El tren hizo las señales de que iba a partir, y la parejita del andén se separó al fin. Se miraron directamente a los ojos, al alma. No podían decir aquello que estaban deseando decir. La relación ya había fracasado una vez, no se podía repetir aquel calvario en el que ninguno era realmente feliz. Un oasis de alegría y romance apasionado que acabaría apagándose otra vez por mucho que se avivase la llama. 
Dolía decir adiós otra vez, pero sin terminar de saber el motivo, pudo dejarla ir de sus brazos y verla subirse al tren, con el único roce de un casto beso en la mejilla. Un rápido movimiento de muñeca como despedida y el tren se puso en marcha.

Volvió a quedarse solo en el andén. Quería hablar, decirle algo aunque fuese a través del cristal, pero sus ojos no se despegaban de la ventana donde ella le observaba, con su delicada mano posada en el cristal, dejando ver el reflejo de una palma pálida pegada al vidrio.
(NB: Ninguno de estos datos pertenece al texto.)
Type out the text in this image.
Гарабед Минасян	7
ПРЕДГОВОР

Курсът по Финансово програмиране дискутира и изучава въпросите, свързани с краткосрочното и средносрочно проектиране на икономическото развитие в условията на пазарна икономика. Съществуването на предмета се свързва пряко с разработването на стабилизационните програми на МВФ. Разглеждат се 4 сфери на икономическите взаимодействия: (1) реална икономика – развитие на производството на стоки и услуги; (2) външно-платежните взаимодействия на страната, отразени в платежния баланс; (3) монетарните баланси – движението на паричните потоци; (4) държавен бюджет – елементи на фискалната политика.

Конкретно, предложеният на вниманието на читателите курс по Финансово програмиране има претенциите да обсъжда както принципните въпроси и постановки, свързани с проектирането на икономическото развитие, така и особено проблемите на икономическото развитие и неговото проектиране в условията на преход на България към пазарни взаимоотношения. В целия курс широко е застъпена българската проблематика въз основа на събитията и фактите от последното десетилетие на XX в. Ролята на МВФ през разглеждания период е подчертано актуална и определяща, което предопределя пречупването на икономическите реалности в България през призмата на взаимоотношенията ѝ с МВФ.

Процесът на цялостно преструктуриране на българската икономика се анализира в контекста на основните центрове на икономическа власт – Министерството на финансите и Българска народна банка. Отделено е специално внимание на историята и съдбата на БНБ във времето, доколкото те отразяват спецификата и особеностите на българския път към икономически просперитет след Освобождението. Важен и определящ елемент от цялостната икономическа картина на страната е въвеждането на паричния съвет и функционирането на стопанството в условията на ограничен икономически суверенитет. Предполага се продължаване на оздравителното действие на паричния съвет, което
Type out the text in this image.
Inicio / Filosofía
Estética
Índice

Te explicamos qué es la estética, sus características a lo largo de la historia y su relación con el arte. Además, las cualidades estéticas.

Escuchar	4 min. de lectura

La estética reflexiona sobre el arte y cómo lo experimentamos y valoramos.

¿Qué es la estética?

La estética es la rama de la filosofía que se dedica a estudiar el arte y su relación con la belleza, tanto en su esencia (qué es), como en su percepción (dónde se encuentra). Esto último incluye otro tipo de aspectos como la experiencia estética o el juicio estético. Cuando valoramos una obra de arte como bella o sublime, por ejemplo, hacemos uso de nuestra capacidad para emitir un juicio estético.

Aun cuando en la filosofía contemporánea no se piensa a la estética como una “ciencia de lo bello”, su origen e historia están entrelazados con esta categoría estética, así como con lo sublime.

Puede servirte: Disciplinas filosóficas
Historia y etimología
Se volvieron a despedir una y otra vez hasta que el tren desapareció de la estación.

Sólo habían pasado ocho minutos en aquel andén, pero ese encuentro, aunque fortuito, había sido sin duda una vía de escape a los sentimientos que habían estado atormentando en lo más profundo del corazón y, por fin, se iban con ese abrazo, liberando los demonios que una vez dominaron su mente y que ahora, se marchaban en ese tren.